Opponents of the bill argued that abortion should at least be allowed in cases involving rape, incest and a threat to a women's health.
If a woman who is raped becomes pregnant, the rapist would have the same rights to the child as the mother, said Krista Heeren-Graber, executive director of the South Dakota Network Against Family Violence and Sexual Assault.
''The idea the rapist could be in the child's life ... makes the woman very, very fearful. Sometimes they need to have choice,'' Heeren-Graber said. (emphasis added)
We all know money influences political decisions, there is a lobbying industry in Washington under the magnifying glass right now thanks to Jack Abramoff and his Republican lawmaker beneficiaries. But Abramoff et al. didn't have the gall to announce to the world that they were buying a piece of legislation.

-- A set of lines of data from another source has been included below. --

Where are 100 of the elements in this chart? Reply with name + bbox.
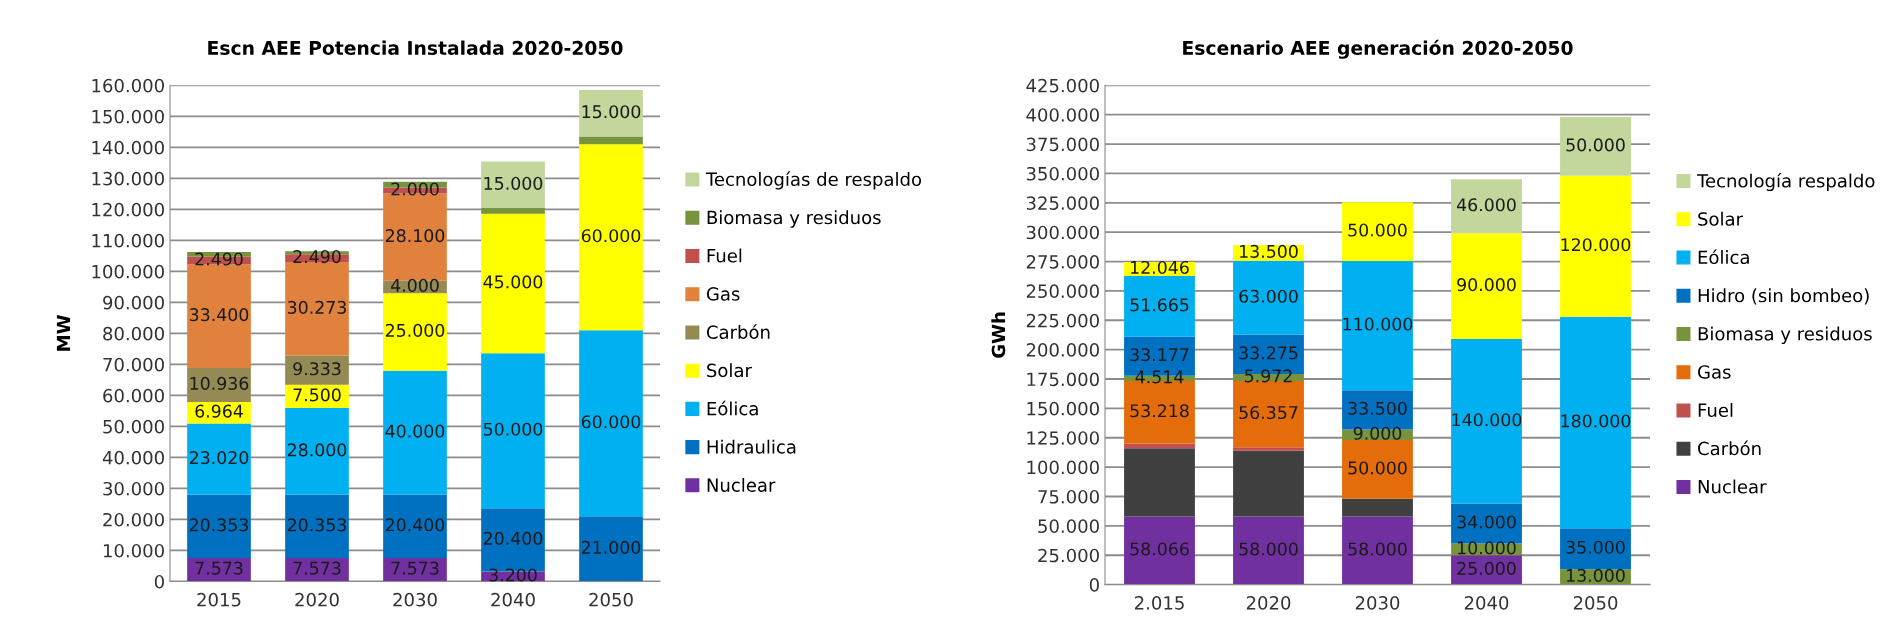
legend-label: Tecnología respaldo (1696, 172, 1875, 192)
y-tick-label: 40.000 (102, 450, 164, 465)
data-label: 34.000 (1457, 515, 1516, 529)
data-label: 7.500 (293, 388, 341, 402)
bar (1124, 276, 1195, 337)
y-tick-label: 110.000 (92, 233, 164, 248)
data-label: 58.000 (1348, 542, 1407, 556)
legend-label: Gas (1698, 365, 1731, 379)
chart-title: Escn AEE Potencia Instalada 2020-2050 (208, 40, 623, 56)
data-label: 20.353 (189, 518, 248, 532)
data-label: 15.000 (582, 105, 641, 119)
y-tick-label: 100.000 (1027, 460, 1099, 475)
y-tick-label: 50.000 (1038, 519, 1099, 533)
data-label: 10.000 (1458, 541, 1516, 555)
bar (187, 494, 251, 558)
y-tick-label: 225.000 (1026, 313, 1099, 328)
data-label: 60.000 (581, 415, 641, 429)
data-label: 28.100 (385, 229, 445, 243)
data-label: 13.000 (1567, 568, 1625, 582)
y-tick-label: 10.000 (103, 543, 164, 558)
legend-label: Solar (1698, 211, 1744, 226)
bar (1342, 440, 1413, 499)
x-tick-label: 2.015 (1134, 596, 1184, 610)
y-tick-label: 325.000 (1026, 196, 1099, 210)
data-label: 60.000 (581, 229, 641, 243)
x-tick-label: 2020 (295, 592, 339, 607)
bar (1451, 233, 1522, 340)
legend-label: Gas (706, 287, 740, 301)
data-label: 9.000 (1353, 426, 1402, 440)
data-label: 12.046 (1131, 260, 1189, 275)
bar (481, 208, 545, 214)
y-tick-label: 20.000 (103, 512, 164, 527)
data-label: 50.000 (1566, 138, 1625, 152)
data-label: 7.573 (293, 561, 341, 575)
data-label: 6.964 (195, 404, 243, 418)
y-axis-title: MW (56, 315, 71, 351)
y-tick-label: 300.000 (1026, 225, 1099, 240)
bar (285, 355, 349, 385)
bar (1124, 516, 1195, 585)
data-label: 20.400 (385, 518, 445, 532)
data-label: 4.000 (391, 278, 439, 292)
y-tick-label: 0 (1089, 578, 1099, 592)
data-label: 180.000 (1561, 414, 1631, 428)
data-label: 63.000 (1239, 289, 1298, 303)
data-label: 110.000 (1343, 317, 1413, 331)
data-label: 7.573 (195, 561, 243, 575)
x-tick-label: 2015 (197, 592, 241, 607)
bar (579, 516, 643, 582)
legend-label: Eólica (1698, 249, 1749, 265)
data-label: 120.000 (1561, 238, 1631, 252)
data-label: 90.000 (1457, 278, 1516, 292)
legend-label: Hidro (sin bombeo) (1698, 288, 1869, 305)
y-tick-label: 25.000 (1038, 548, 1099, 563)
bar (1233, 516, 1304, 585)
data-label: 58.066 (1130, 542, 1189, 556)
bar (1342, 260, 1413, 391)
bar (579, 144, 643, 331)
y-tick-label: 100.000 (92, 264, 164, 279)
bar (187, 264, 251, 368)
bar (383, 494, 447, 558)
y-tick-label: 140.000 (92, 140, 164, 155)
legend-label: Tecnologías de respaldo (705, 171, 922, 190)
legend-label: Nuclear (1698, 479, 1767, 494)
bar (1451, 339, 1522, 504)
y-tick-label: 150.000 (1027, 401, 1099, 416)
bar (1560, 528, 1631, 570)
bar (579, 330, 643, 517)
data-label: 25.000 (1457, 561, 1516, 575)
y-tick-label: 130.000 (92, 171, 164, 186)
data-label: 2.490 (195, 252, 243, 266)
data-label: 56.357 (1239, 405, 1298, 420)
x-tick-label: 2040 (1464, 596, 1509, 610)
chart-title: Escenario AEE generación 2020-2050 (1183, 39, 1573, 59)
y-tick-label: 75.000 (1038, 489, 1099, 504)
data-label: 20.353 (287, 518, 346, 532)
legend-label: Solar (707, 363, 752, 378)
data-label: 10.936 (190, 376, 249, 390)
y-tick-label: 90.000 (103, 295, 164, 310)
y-tick-label: 50.000 (103, 419, 164, 434)
bar (187, 367, 251, 402)
data-label: 2.490 (293, 250, 341, 264)
data-label: 23.020 (189, 451, 249, 465)
data-label: 33.400 (189, 308, 249, 322)
bar (1560, 316, 1631, 529)
bar (383, 370, 447, 495)
bar (1233, 450, 1304, 517)
data-label: 50.000 (483, 422, 543, 436)
data-label: 25.000 (385, 323, 445, 337)
bar (1560, 117, 1631, 176)
y-tick-label: 425.000 (1026, 78, 1099, 93)
data-label: 40.000 (385, 424, 445, 438)
data-label: 15.000 (484, 176, 543, 190)
x-tick-label: 2020 (1246, 596, 1291, 610)
data-label: 50.000 (1348, 223, 1407, 237)
y-tick-label: 125.000 (1027, 431, 1099, 445)
data-label: 21.000 (581, 540, 641, 554)
data-label: 33.275 (1239, 346, 1298, 360)
data-label: 9.333 (293, 362, 341, 376)
bar (285, 494, 349, 558)
bar (1124, 448, 1195, 517)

Here we have an anonymous donor, a private citizen ponying up to the tune of $1 million to defend this law in court. It doesn't mean that the law will actually hold up. It does, however, mean that such a law will stand until it's struck down. And the size of the donation financing the fight means it's likely to stand for a number of years, all the way to the Supreme Court. How do you like them apples, citizens of South Dakota?
The dunderhead Governor also thinks it's great that people are "trying to drop off checks to promote the defense of this legislation already." When people are ready to pay for legislation, that means, in this day and age in the USA, that the legislature is on the right track.
I'd like to hear a few thoughts on this from people like John McCain, the supposed reformer, straight-talker, and supporter of finance reform in the political realm.
I'd also like to know who exactly this donor is. Care to step forward and give the people of South Dakota the identity of the person who's pulling the levers on their legislature? Who exactly is running things in South Dakota?